Соклей все еще понятия не имел, почему его двоюродному брату так не хочется возвращаться домой, и гадал, узнает ли он это когда-нибудь.
ГЛАВА 12
Входя в андрон родного дома, Менедем чувствовал, как превращается из мужчины в юношу; может быть, даже в маленького мальчика.
Во время странствий по Эгейскому морю он имел дело с известными торговцами — некоторые из них были богаче и старше его отца — и общался с ними как равный с равными. Они видели его таким, каким он был теперь. Но в глазах Филодема он мигом возвращался в прошлое, и Менедем знал, что так будет, пока жив его отец.
— Прошлая поездка была удачней, — заметил Филодем.
— Мы получили твердую прибыль, господин, — ответил Менедем. — И рисковали меньше, чем в прошлом году.
Когда он вернулся домой прошлой осенью, Филодем не уставал жаловаться, как сильно Менедем рисковал в Великой Элладе. Но теперь отец заявил:
— Что ж, риск окупается. А с такой прибылью ты мог бы и вовсе остаться на Родосе и торговать в гавани, как делает финикиец Химилкон.
Это было нечестно, и все-таки Менедем не спорил. С точки зрения отца, он почти наверняка оказался бы не прав. Вместо этого Менедем сменил тему разговора:
— Я хочу поговорить с Химилконом перед тем, как отправиться в плавание следующей весной. Соклею пришло в голову, что мы могли бы поплыть на восток, в Финикию, и таким образом избавиться от посредников, у которых закупаем товары из той части света.

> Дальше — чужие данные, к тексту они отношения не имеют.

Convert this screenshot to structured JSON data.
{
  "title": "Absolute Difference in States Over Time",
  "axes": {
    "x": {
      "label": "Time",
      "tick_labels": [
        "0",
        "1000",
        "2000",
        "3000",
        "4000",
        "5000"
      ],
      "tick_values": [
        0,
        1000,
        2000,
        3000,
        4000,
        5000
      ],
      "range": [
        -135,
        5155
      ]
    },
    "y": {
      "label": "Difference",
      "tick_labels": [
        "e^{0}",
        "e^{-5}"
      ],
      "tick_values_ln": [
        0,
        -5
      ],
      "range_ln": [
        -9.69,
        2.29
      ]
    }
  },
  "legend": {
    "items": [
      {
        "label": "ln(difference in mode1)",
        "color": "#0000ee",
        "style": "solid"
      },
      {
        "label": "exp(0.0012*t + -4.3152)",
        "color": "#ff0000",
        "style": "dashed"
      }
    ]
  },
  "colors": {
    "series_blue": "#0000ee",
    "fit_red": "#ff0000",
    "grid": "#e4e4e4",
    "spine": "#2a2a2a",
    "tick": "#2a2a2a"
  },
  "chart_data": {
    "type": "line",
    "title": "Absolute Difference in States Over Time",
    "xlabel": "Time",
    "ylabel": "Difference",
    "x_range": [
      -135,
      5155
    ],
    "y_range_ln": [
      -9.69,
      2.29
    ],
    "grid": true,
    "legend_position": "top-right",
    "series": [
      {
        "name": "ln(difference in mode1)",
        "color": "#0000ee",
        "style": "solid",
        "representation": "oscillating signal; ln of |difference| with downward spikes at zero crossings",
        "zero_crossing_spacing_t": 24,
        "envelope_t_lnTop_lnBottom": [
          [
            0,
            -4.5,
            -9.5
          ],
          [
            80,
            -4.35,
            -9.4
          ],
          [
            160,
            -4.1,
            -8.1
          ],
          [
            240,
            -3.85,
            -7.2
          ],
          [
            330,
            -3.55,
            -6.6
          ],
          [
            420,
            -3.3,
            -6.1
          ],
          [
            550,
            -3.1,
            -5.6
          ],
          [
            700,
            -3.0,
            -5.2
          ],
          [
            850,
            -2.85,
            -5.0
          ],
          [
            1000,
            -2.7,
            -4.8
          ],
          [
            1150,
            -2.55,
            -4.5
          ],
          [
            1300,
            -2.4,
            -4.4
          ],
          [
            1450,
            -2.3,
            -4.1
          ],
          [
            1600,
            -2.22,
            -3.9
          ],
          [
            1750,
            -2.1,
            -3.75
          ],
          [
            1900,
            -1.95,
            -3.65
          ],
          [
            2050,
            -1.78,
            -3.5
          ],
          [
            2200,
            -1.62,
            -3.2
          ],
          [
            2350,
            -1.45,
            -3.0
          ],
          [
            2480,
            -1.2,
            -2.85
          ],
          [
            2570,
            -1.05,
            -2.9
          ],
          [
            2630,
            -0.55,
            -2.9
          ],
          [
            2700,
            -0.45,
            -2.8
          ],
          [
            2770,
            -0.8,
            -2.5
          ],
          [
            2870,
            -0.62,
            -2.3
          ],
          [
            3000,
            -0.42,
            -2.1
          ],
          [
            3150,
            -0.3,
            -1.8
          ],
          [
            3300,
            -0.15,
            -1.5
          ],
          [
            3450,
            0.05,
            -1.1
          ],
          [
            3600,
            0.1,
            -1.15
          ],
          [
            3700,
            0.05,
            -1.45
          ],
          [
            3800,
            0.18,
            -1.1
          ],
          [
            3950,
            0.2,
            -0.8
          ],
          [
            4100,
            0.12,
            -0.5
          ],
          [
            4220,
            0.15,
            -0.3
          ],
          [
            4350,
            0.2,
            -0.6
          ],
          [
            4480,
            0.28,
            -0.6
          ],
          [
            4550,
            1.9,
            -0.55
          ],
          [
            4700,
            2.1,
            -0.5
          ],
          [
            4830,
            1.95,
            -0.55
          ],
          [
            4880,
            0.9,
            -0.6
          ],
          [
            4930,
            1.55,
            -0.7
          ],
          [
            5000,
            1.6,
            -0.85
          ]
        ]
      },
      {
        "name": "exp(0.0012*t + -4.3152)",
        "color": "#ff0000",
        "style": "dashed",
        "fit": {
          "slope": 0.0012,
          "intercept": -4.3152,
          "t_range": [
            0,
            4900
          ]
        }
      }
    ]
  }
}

— У твоего двоюродного брата есть здравый смысл, — сказал Филодем.
Это было правдой. Если бы отец на этом и остановился, Менедем бы не возражал. Но Филодем добавил:
— Почему тебе не приходят в голову такие хорошие идеи?
Менедем мог бы заявить, что вообще-то они с Соклеем вместе всё придумали, ведь это была правда. Но тогда отец нашел бы причину не одобрить их затеи.
«Я все равно не смогу победить», — подумал Менедем. И споры с отцом никуда бы не привели, поэтому, сдавшись, он сказал:
— Я рад видеть тебя в добром здравии.
— Я мог бы чувствовать себя и получше, — ответил Филодем. — Суставы болят, как всегда в моем возрасте. Старость горька, без сомнения.
Но, отхлебнув глоток вина, он признался:
— Однако могло бы быть и хуже, скажу я тебе. Почти все мои зубы в порядке, и я благодарю за это богов. Не хотелось бы прожить остатки дней на каше.
— Я тебя понимаю, — ответил Менедем.
— Ты хорошо провернул дела с изумрудами, — проговорил Филодем. — Сколько удалось выручить за те, последние?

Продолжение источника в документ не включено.